3. Rationale & Hypotheses
3.1 Semantic Analogue Transformations
Analogies often involve reorienting a subspace while preserving other properties. Rotational blocks may represent such analogies (e.g. gender, plurality) more naturally than additive residuals.
3.2 Numerical Reasoning and Helices
Work like Kantamneni & Tegmark (2025) shows LLMs encode numbers as helices and perform addition as rotations. Our layers directly support such transformations.
3.3 Additional Degree of Freedom
In additive residuals, the same update is applied to all inputs. Rotational transformations depend on \(b \cdot x\), introducing a conditional transformation capacity.
3.4 Integration into Standard Architectures
Our blocks can be inserted periodically (e.g. every 7 layers) into standard transformer architectures, maintaining compatibility with existing models and training regimes.
4. Experimental Plan
4.1 Model Setup
- Baseline: transformer without rotational blocks.
- Experimental: insert 4 rotational layers into a 28-layer model (total 32).

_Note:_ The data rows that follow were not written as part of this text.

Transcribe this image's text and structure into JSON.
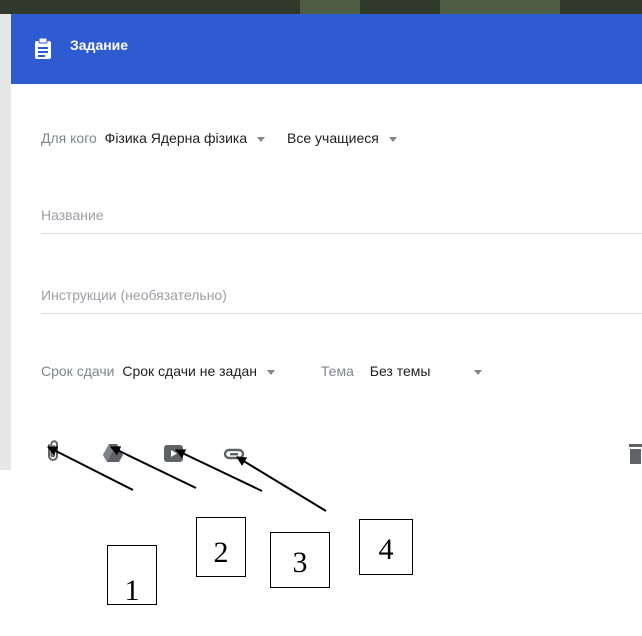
{
  "header": {
    "title": "Задание"
  },
  "audience": {
    "label": "Для кого",
    "course": "Фізика Ядерна фізика",
    "students": "Все учащиеся"
  },
  "fields": {
    "title_placeholder": "Название",
    "instructions_placeholder": "Инструкции (необязательно)"
  },
  "due": {
    "label": "Срок сдачи",
    "value": "Срок сдачи не задан"
  },
  "topic": {
    "label": "Тема",
    "value": "Без темы"
  },
  "attach_icons": [
    "paperclip-icon",
    "drive-icon",
    "youtube-icon",
    "link-icon"
  ],
  "callouts": [
    "1",
    "2",
    "3",
    "4"
  ],
  "colors": {
    "header": "#2f5bd0",
    "muted": "#80868b"
  }
}
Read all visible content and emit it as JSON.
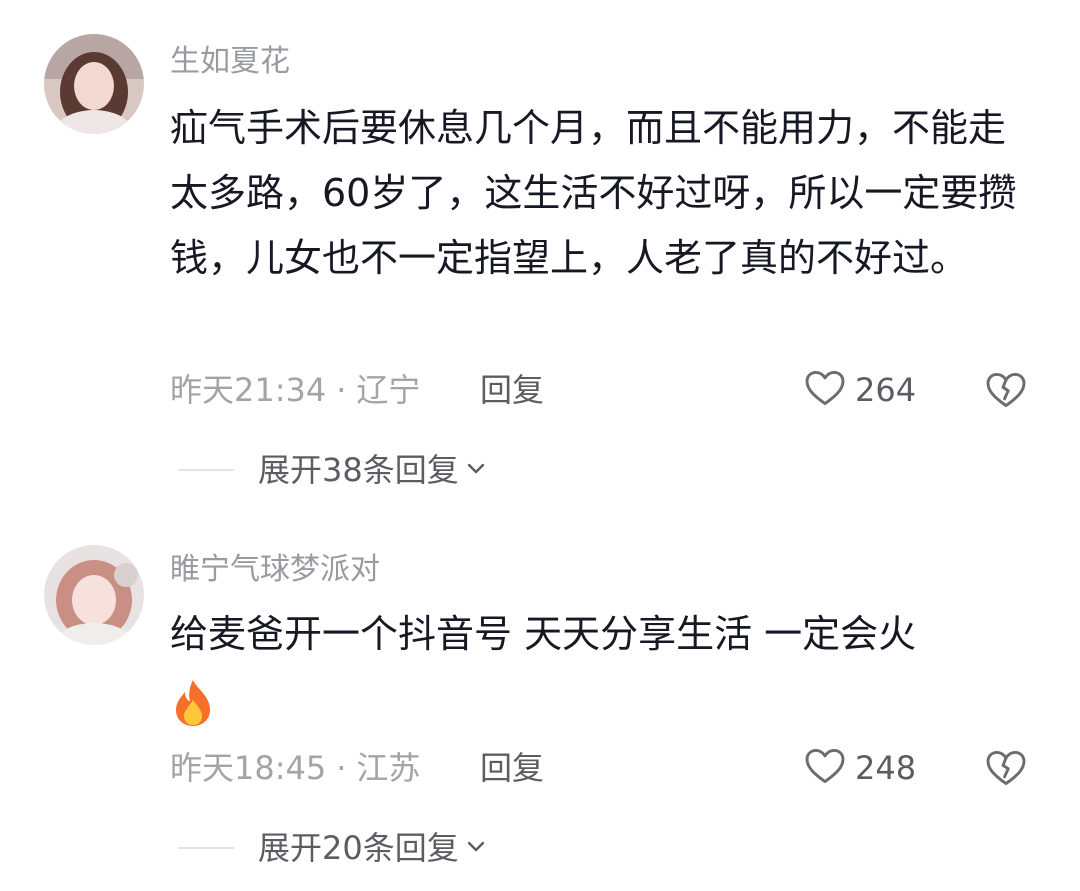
{
  "comments": [
    {
      "username": "生如夏花",
      "text": "疝气手术后要休息几个月，而且不能用力，不能走太多路，60岁了，这生活不好过呀，所以一定要攒钱，儿女也不一定指望上，人老了真的不好过。",
      "time": "昨天21:34",
      "location": "辽宁",
      "reply_label": "回复",
      "likes": "264",
      "expand_label": "展开38条回复"
    },
    {
      "username": "睢宁气球梦派对",
      "text": "给麦爸开一个抖音号  天天分享生活  一定会火",
      "emoji": "fire-emoji",
      "time": "昨天18:45",
      "location": "江苏",
      "reply_label": "回复",
      "likes": "248",
      "expand_label": "展开20条回复"
    }
  ],
  "separator": "·",
  "colors": {
    "username": "#9a9ba0",
    "text": "#161823",
    "meta": "#a3a4a8",
    "action": "#5c5d63"
  }
}
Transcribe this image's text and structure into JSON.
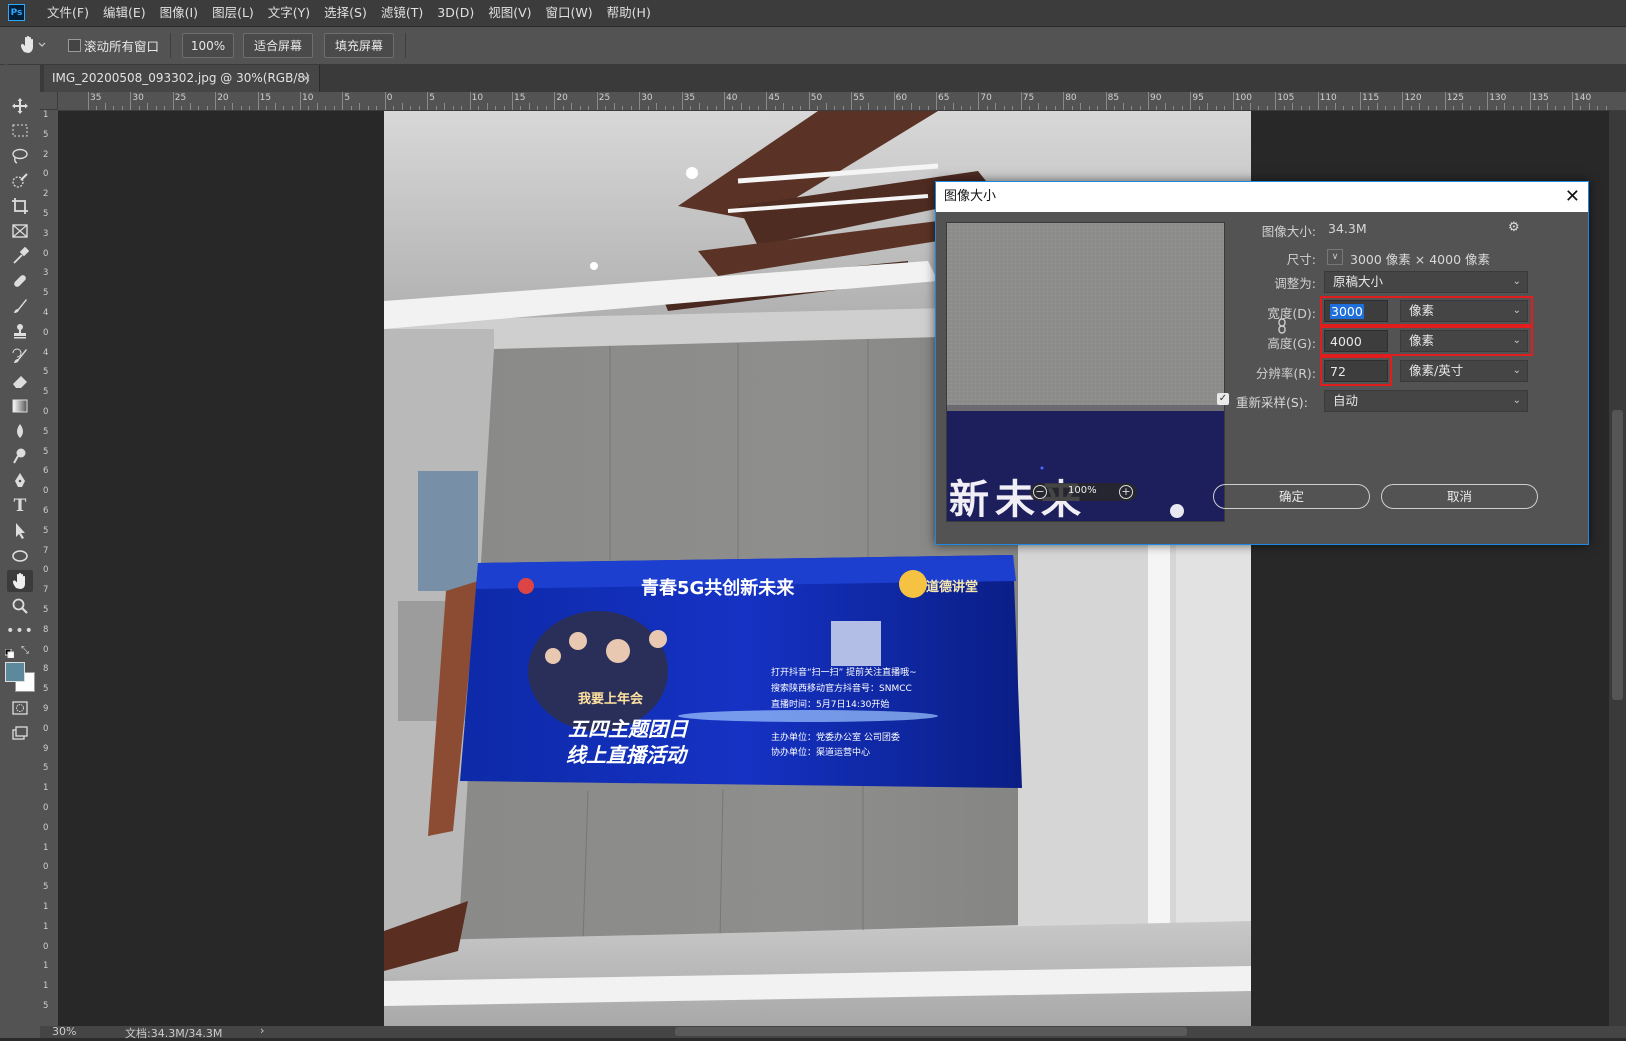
{
  "app": {
    "logo": "Ps"
  },
  "menu": [
    "文件(F)",
    "编辑(E)",
    "图像(I)",
    "图层(L)",
    "文字(Y)",
    "选择(S)",
    "滤镜(T)",
    "3D(D)",
    "视图(V)",
    "窗口(W)",
    "帮助(H)"
  ],
  "options": {
    "scroll_all_label": "滚动所有窗口",
    "zoom_btn": "100%",
    "fit_btn": "适合屏幕",
    "fill_btn": "填充屏幕"
  },
  "tab": {
    "title": "IMG_20200508_093302.jpg @ 30%(RGB/8) *",
    "close": "×"
  },
  "ruler": {
    "top": [
      "35",
      "30",
      "25",
      "20",
      "15",
      "10",
      "5",
      "0",
      "5",
      "10",
      "15",
      "20",
      "25",
      "30",
      "35",
      "40",
      "45",
      "50",
      "55",
      "60",
      "65",
      "70",
      "75",
      "80",
      "85",
      "90",
      "95",
      "100",
      "105",
      "110",
      "115",
      "120",
      "125",
      "130",
      "135",
      "140"
    ],
    "left": [
      "1",
      "5",
      "2",
      "0",
      "2",
      "5",
      "3",
      "0",
      "3",
      "5",
      "4",
      "0",
      "4",
      "5",
      "5",
      "0",
      "5",
      "5",
      "6",
      "0",
      "6",
      "5",
      "7",
      "0",
      "7",
      "5",
      "8",
      "0",
      "8",
      "5",
      "9",
      "0",
      "9",
      "5",
      "1",
      "0",
      "0",
      "1",
      "0",
      "5",
      "1",
      "1",
      "0",
      "1",
      "1",
      "5"
    ]
  },
  "photo": {
    "banner_headline": "青春5G共创新未来",
    "banner_logo_text": "道德讲堂",
    "banner_sub": "我要上年会",
    "banner_title1": "五四主题团日",
    "banner_title2": "线上直播活动",
    "banner_info1": "打开抖音“扫一扫”  提前关注直播哦~",
    "banner_info2": "搜索陕西移动官方抖音号：SNMCC",
    "banner_info3": "直播时间：5月7日14:30开始",
    "banner_host": "主办单位：党委办公室   公司团委",
    "banner_cohost": "协办单位：渠道运营中心"
  },
  "dialog": {
    "title": "图像大小",
    "close": "✕",
    "image_size_label": "图像大小:",
    "image_size_value": "34.3M",
    "dims_label": "尺寸:",
    "dims_value": "3000 像素 × 4000 像素",
    "fit_label": "调整为:",
    "fit_value": "原稿大小",
    "width_label": "宽度(D):",
    "width_value": "3000",
    "width_unit": "像素",
    "height_label": "高度(G):",
    "height_value": "4000",
    "height_unit": "像素",
    "res_label": "分辨率(R):",
    "res_value": "72",
    "res_unit": "像素/英寸",
    "resample_label": "重新采样(S):",
    "resample_value": "自动",
    "ok": "确定",
    "cancel": "取消",
    "preview_zoom": "100%",
    "preview_text": "新未来"
  },
  "status": {
    "zoom": "30%",
    "doc": "文档:34.3M/34.3M",
    "arrow": "›"
  },
  "colors": {
    "accent": "#1e88e5",
    "highlight": "#e11d1d"
  }
}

Only these layers are trained initially.
4.2 Tasks & Datasets
Analogy Tasks:
- Google Analogy Dataset
- BATS (Bigger Analogy Test Set)
- SAT Analogy Questions
Arithmetic Tasks:
- Multi-digit addition/subtraction (2, 4, 8 digits)
- Extrapolation to 10+ and 20+ digit arithmetic (self-generated)
- RL fine-tuning (e.g., DeepSeek R1-style curriculum/self-improvement)
4.3 Ablations
- Fixed vs learnable reference vector \(a\)
- With vs without additive residuals
- Vary frequency/number of rotational blocks
4.4 Metrics
- Accuracy on analogy and arithmetic datasets
- Extrapolation generalization gap
- Training efficiency and convergence speed
- Activation norm stability
- Interpretability of rotation planes
4.5 Hypotheses
- Rotational layers improve analogy and arithmetic accuracy
- Generalization improves on longer-digit inputs
- Learnable \(a\) improves over fixed \(a\)
- Additive path is still useful (removal hurts)
- Rotational blocks yield more stable activation norms
5. Related Work
- Vaswani et al. (2017) - Transformers
- Kantamneni & Tegmark (2025) - Helical number representations
- Kobayashi et al. (2020) - Norms in attention
- Assaad et al. (2022) - Rotation-equivariant attention (VN-Transformers)
- Bounsi et al. (2024) - Neural algorithmic reasoning in transformers
- Lu & Guo (2023) - Helix encodings in transformers
6. Risks & Limitations
- Limited rotation planes if \(a\) is fixed
- Instability if \(b\) is poorly conditioned (mitigated via normalization)
- Interpretation in high dimensions is difficult
- Additional compute cost (though minor)
7. Timeline
- Implementation and verification (Weeks 0–4)
- Compatibility tests with frozen base (Weeks 4–6)
- Analogy task tuning and ablations (Weeks 6–12)
- Arithmetic extrapolation experiments (Weeks 12–20)
- Probing and interpretability (Weeks 20–24)
- Paper drafting and submission (Weeks 24–28)
8. Conclusion
We believe that enriching transformer architectures with explicit rotational capacity—via geometric-algebraic rotors built from attention output and a reference direction—offers a promising inductive bias for structured transformations, analogical reasoning, and numeric reasoning. The proposed block is efficient, integrates with existing models, and is easy to initialize near identity to avoid degradation. Through ablations and benchmark experiments we aim to test whether this approach yields tangible improvements.
References
- Vaswani, A., et al. (2017). Attention is All You Need.
- Kobayashi, G., et al. (2020). Attention is Not Only a Weight: Analyzing Transformers with Vector Norms. EMNLP.
- Kantamneni, S., Tegmark, M. (2025). Language Models Use Trigonometry to Do Addition. arXiv preprint.
- Assaad, S., et al. (2022). VN‑Transformer: Rotation‑Equivariant Attention for Vector Neurons. NeurIPS Workshop.
- Bounsi, W., et al. (2024). Transformers meet Neural Algorithmic Reasoners. arXiv.
- Lu, JHJ., Guo, Q. (2023). The Double Helix inside the NLP Transformer.